Kaum jemanden bewunderte ich unter meinen Kollegen der damaligen SPD-Bundestagsfraktion und bei SPD-Parteivorstandssitzungen derart wie ihn. Wie der die Kriegsbefürworter und Sozialstaatsverschrotter so genüsslich aus der Ruhe bringen konnte. Wir waren beide 1965 in die SPD eingetreten und seit damals “private“ Freunde, also weit über die entpolitisierten Sphären der Parteipolitik hinaus. Gegen jene Kapitalanpassler und Kriecher, die ihn jetzt nachrufend für seinen “aufrechten Gang“ (SPD) loben, hatte er meist nur Spott übrig. Schröder/Fischer waren nicht eben amused, als er den Alternativen Nobelpreis erhielt und als “Hero of the Green Century“ und mit dem Weltsolarpreis ausgezeichnet wurde.
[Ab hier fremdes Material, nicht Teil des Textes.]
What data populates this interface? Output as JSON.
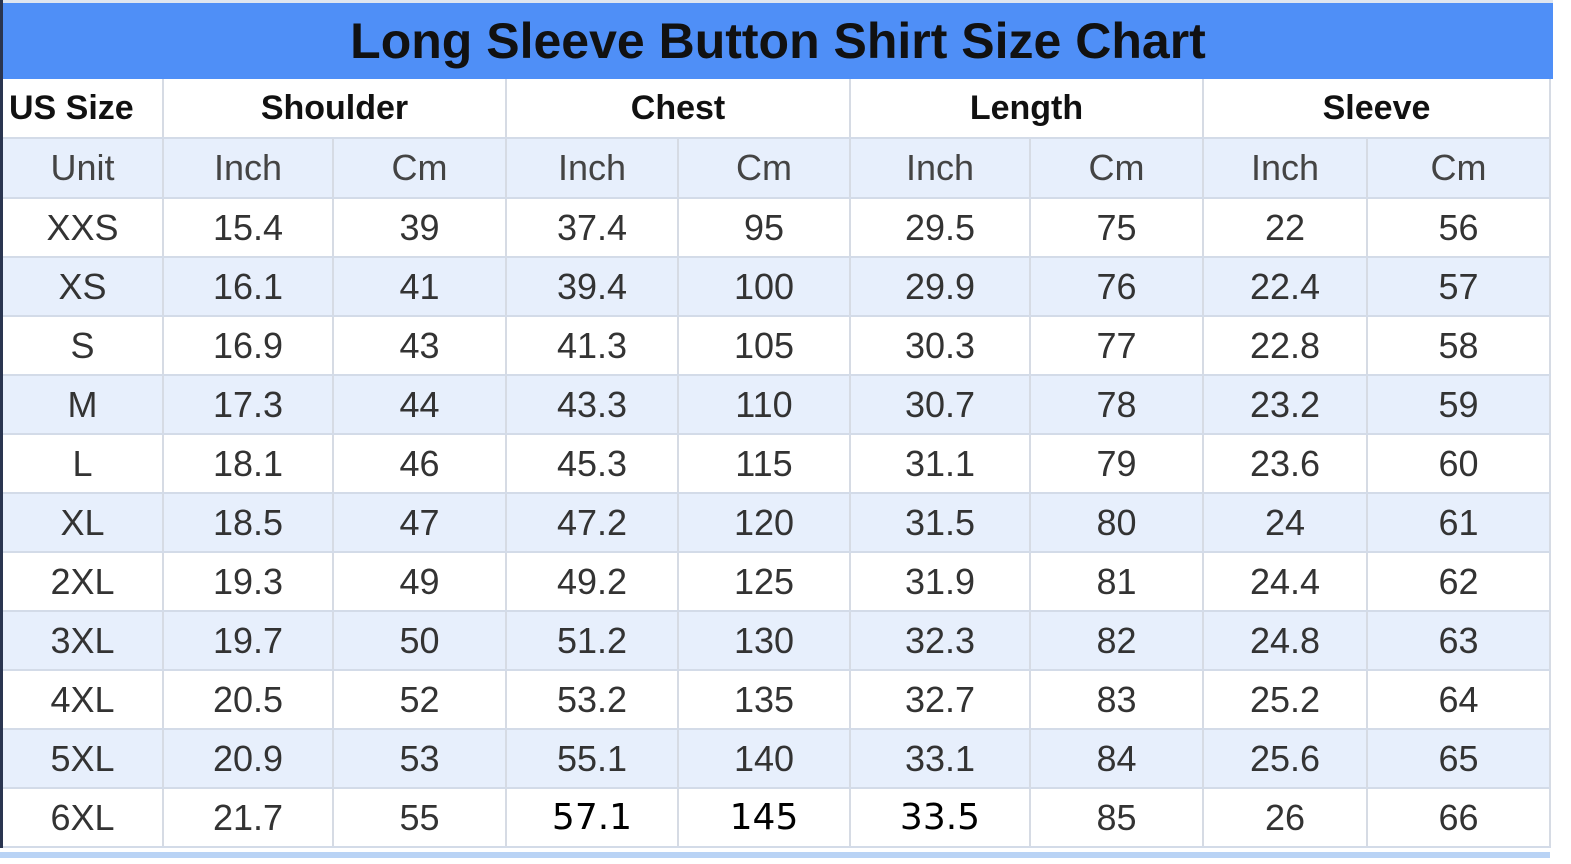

Die Rot-Grün-Perspektivzerstörer hatten nicht eine Sekunde daran gedacht, ihm in der damaligen Bundesregierung Optionen für die solare Wende einzuräumen. Auch von Cem Özdemir ist da nichts bekannt, der sich soeben erdreistet, Hermann “den Grünen als auf ganz besondere Weise verbunden “ zu denunzieren. Dagegen Scheer: “Der Kosovo-Krieg ist ein Kriegsverbrechen“. Auch die Grüne Führung hat nur den Kopf geschüttelt, als Hermann Scheer das Scheitern von Rosa-Rot-Grün in Hessen mit Andrea Ypsilanti und in NRW, für die er auch gegen die Grünen-Führung gestritten hatte, in “weltnetz.tv“ verschwörungstheoretisch mit Heckenschützerei der Fossil-Atom-Lobby um Wolfgang Clement in Verbindung gebracht hatte. Hermann Scheer war kein Grüner, er war eine Roter. Er ist der Vater des Hunderttausend-Dächer Programms – Revolutionär mit Reformkraft, Könner der nächsten Schachzüge mit Endspielperspektive. Er zeigte, dass es auch in der SPD für Charakterstärke und Widerständigkeit Raum zu dehnen gab. Und welch eine wunderbar aristokratische Verachtung musste er gegen die Kapitalanpassler aufbauen, allein hergeleitet aus seiner analytischen Überlegenheit.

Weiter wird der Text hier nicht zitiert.